Protostars and Planets VI, Heidelberg, July 15-20, 2013

Poster 2B075

gadgetbelt: A Tool for Modeling Planetary Sculpting of Massive Debris Disks

Dawson, Rebekah (Harvard-Smithsonian Center for Astrophysics)
Murray-Clay, Ruth (Harvard-Smithsonian Center for Astrophysics)

Abstract:
In models of the sculpting of planetesimal disks by planets, the planetesimals are often treated as test particles, with their effect on the planet modeled analytically. However, this treatment is insufficient in certain regimes, including: when the self-gravity of the disk causes density waves, transporting the angular momentum imparted or removed by the planet (e.g. Hahn 2003); when the self-gravity of the disk causes the disk to precess, interfering with the resonant and secular effects of the planet on the disk; and/or when interaction of the planet with individual planetesimals causes stochasticity in the planet’s orbital evolution (e.g.,Murray-Clay & Chiang 2006), not well captured by prescriptions of the planetesimal-induced orbital evolution.

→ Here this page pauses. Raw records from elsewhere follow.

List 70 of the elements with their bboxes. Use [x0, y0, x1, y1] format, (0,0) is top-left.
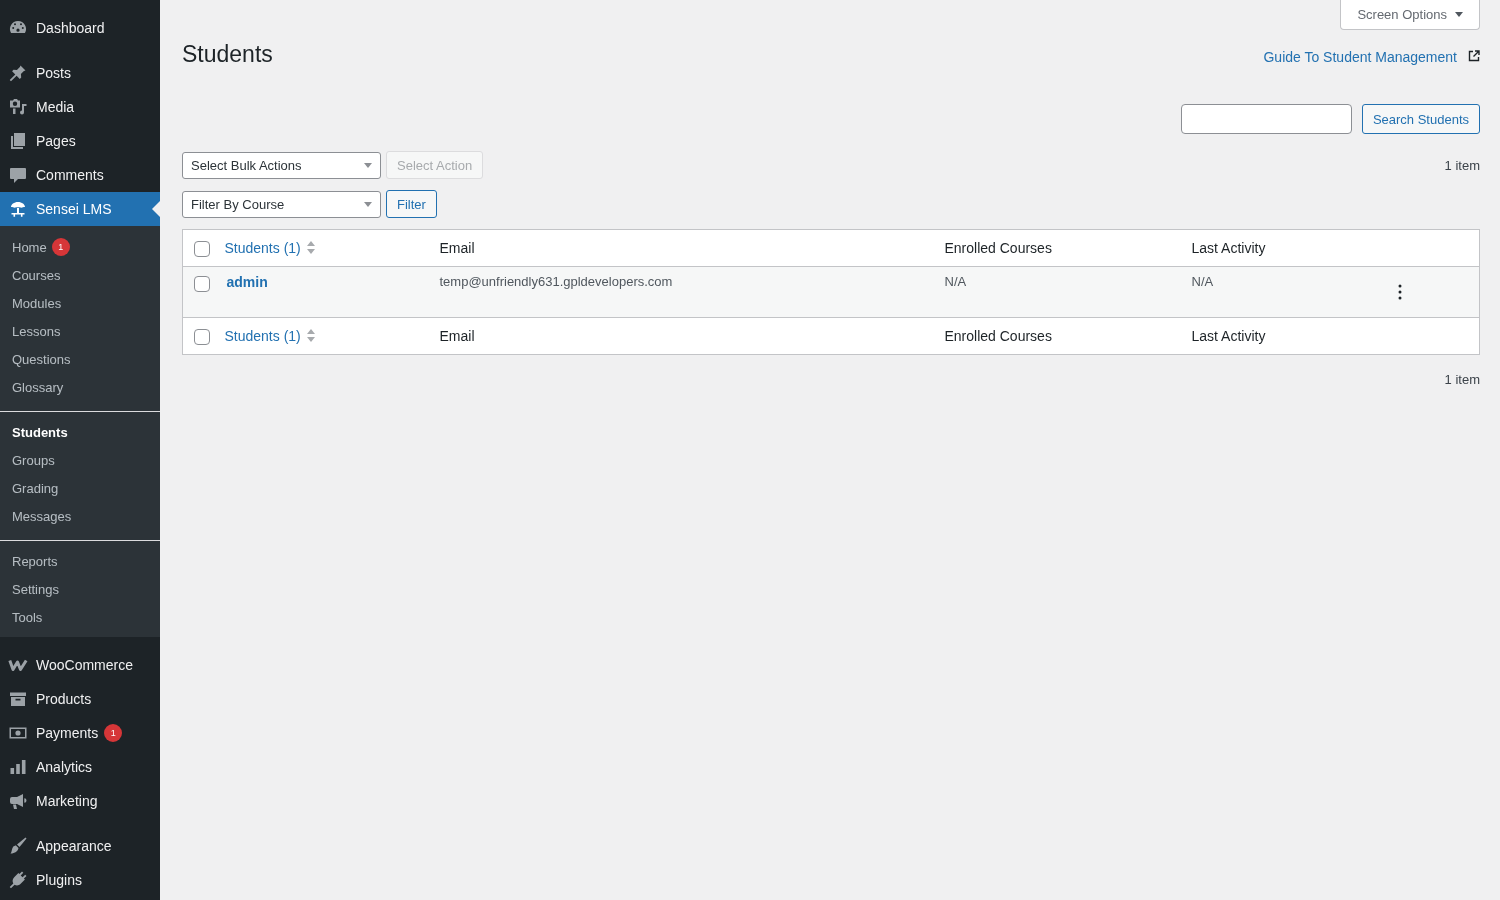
guide-link[interactable]: Guide To Student Management	[1263, 49, 1457, 65]
submenu-item[interactable]: Settings	[0, 575, 160, 603]
submenu-item[interactable]: Glossary	[0, 373, 160, 401]
paintbrush-icon	[8, 836, 28, 856]
sidebar-menu-item[interactable]: Marketing	[0, 784, 160, 818]
column-header: Last Activity	[1191, 328, 1266, 344]
external-link-icon[interactable]	[1468, 49, 1480, 62]
submenu-item[interactable]: Messages	[0, 502, 160, 530]
submenu-item[interactable]: Students	[0, 418, 160, 446]
sidebar-menu-item[interactable]: Plugins	[0, 863, 160, 897]
sidebar-menu-item[interactable]: WooCommerce	[0, 648, 160, 682]
student-name-link[interactable]: admin	[226, 274, 268, 290]
search-button[interactable]: Search Students	[1361, 104, 1480, 134]
pushpin-icon	[8, 63, 28, 83]
page-title: Students	[182, 40, 273, 69]
sidebar-menu-item[interactable]: Posts	[0, 56, 160, 90]
column-header-link[interactable]: Students (1)	[224, 328, 301, 344]
submenu-item[interactable]: Grading	[0, 474, 160, 502]
caret-down-icon	[364, 201, 372, 207]
bar-chart-icon	[8, 757, 28, 777]
row-checkbox[interactable]	[194, 275, 210, 292]
notification-count: 1	[51, 238, 70, 256]
submenu-item[interactable]: Tools	[0, 603, 160, 631]
umbrella-table-icon	[8, 199, 28, 219]
megaphone-icon	[8, 791, 28, 811]
column-header-link[interactable]: Students (1)	[224, 240, 301, 256]
submenu-item[interactable]: Reports	[0, 547, 160, 575]
sidebar-menu-item[interactable]: Products	[0, 682, 160, 716]
select-all-checkbox[interactable]	[194, 240, 210, 257]
sidebar-menu-item[interactable]: Dashboard	[0, 11, 160, 45]
submenu-item[interactable]: Lessons	[0, 317, 160, 345]
documents-icon	[8, 131, 28, 151]
caret-down-icon	[364, 162, 372, 168]
email-cell: temp@unfriendly631.gpldevelopers.com	[429, 266, 935, 318]
screen-options-button[interactable]: Screen Options	[1340, 0, 1480, 30]
submenu-item[interactable]: Groups	[0, 446, 160, 474]
plug-icon	[8, 870, 28, 890]
item-count: 1 item	[1444, 157, 1480, 173]
bulk-actions-dropdown[interactable]: Select Bulk Actions	[182, 151, 381, 179]
notification-count: 1	[104, 724, 123, 742]
camera-music-note-icon	[8, 97, 28, 117]
sidebar-menu-item[interactable]: Sensei LMS	[0, 192, 160, 226]
sidebar-menu-item[interactable]: Pages	[0, 124, 160, 158]
vertical-dots-icon[interactable]	[1397, 284, 1402, 300]
triangle-pointer-icon	[152, 201, 160, 217]
submenu-item[interactable]: Questions	[0, 345, 160, 373]
select-all-checkbox[interactable]	[194, 328, 210, 345]
submenu-item[interactable]: Courses	[0, 261, 160, 289]
caret-down-icon	[1455, 12, 1463, 17]
sidebar-menu-item[interactable]: Comments	[0, 158, 160, 192]
submenu-item[interactable]: Home 1	[0, 233, 160, 261]
last-activity-cell: N/A	[1181, 266, 1382, 318]
submenu-item[interactable]: Modules	[0, 289, 160, 317]
item-count: 1 item	[1444, 372, 1480, 387]
search-field[interactable]	[1180, 104, 1352, 134]
enrolled-courses-cell: N/A	[934, 266, 1182, 318]
sidebar-menu-item[interactable]: Media	[0, 90, 160, 124]
sidebar-menu-item[interactable]: Payments 1	[0, 716, 160, 750]
sidebar-menu-item[interactable]: Appearance	[0, 829, 160, 863]
sort-arrows-icon[interactable]	[306, 329, 315, 342]
filter-button[interactable]: Filter	[386, 190, 437, 218]
column-header: Last Activity	[1191, 240, 1266, 256]
column-header: Enrolled Courses	[944, 240, 1052, 256]
speech-bubble-icon	[8, 165, 28, 185]
column-header: Enrolled Courses	[944, 328, 1052, 344]
column-header: Email	[439, 328, 475, 344]
column-header: Email	[439, 240, 475, 256]
sidebar-menu-item[interactable]: Analytics	[0, 750, 160, 784]
course-filter-dropdown[interactable]: Filter By Course	[182, 190, 381, 218]
sort-arrows-icon[interactable]	[306, 241, 315, 254]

We are adapting gadget (Springel 2005), a cosmological simulation code, for use in collisionless debris disks, allowing us to model thousands to millions of planetesimals in a reasonable CPU time through gains in speed from gadget’s parallel processing implementation and tree code for N-body interactions. We will use this code, gadgetbelt, to explore regimes in which the planetesimal disk’s self-gravity and/or back-reaction on the planet cannot be neglected and to explore the effects of stochasticity, which may lead to constraints on the planetesimal size-distribution. Here we present results from our benchmarking of gadgetbelt to the full N-body integrator mercury (Chambers 1999) and plans for future work.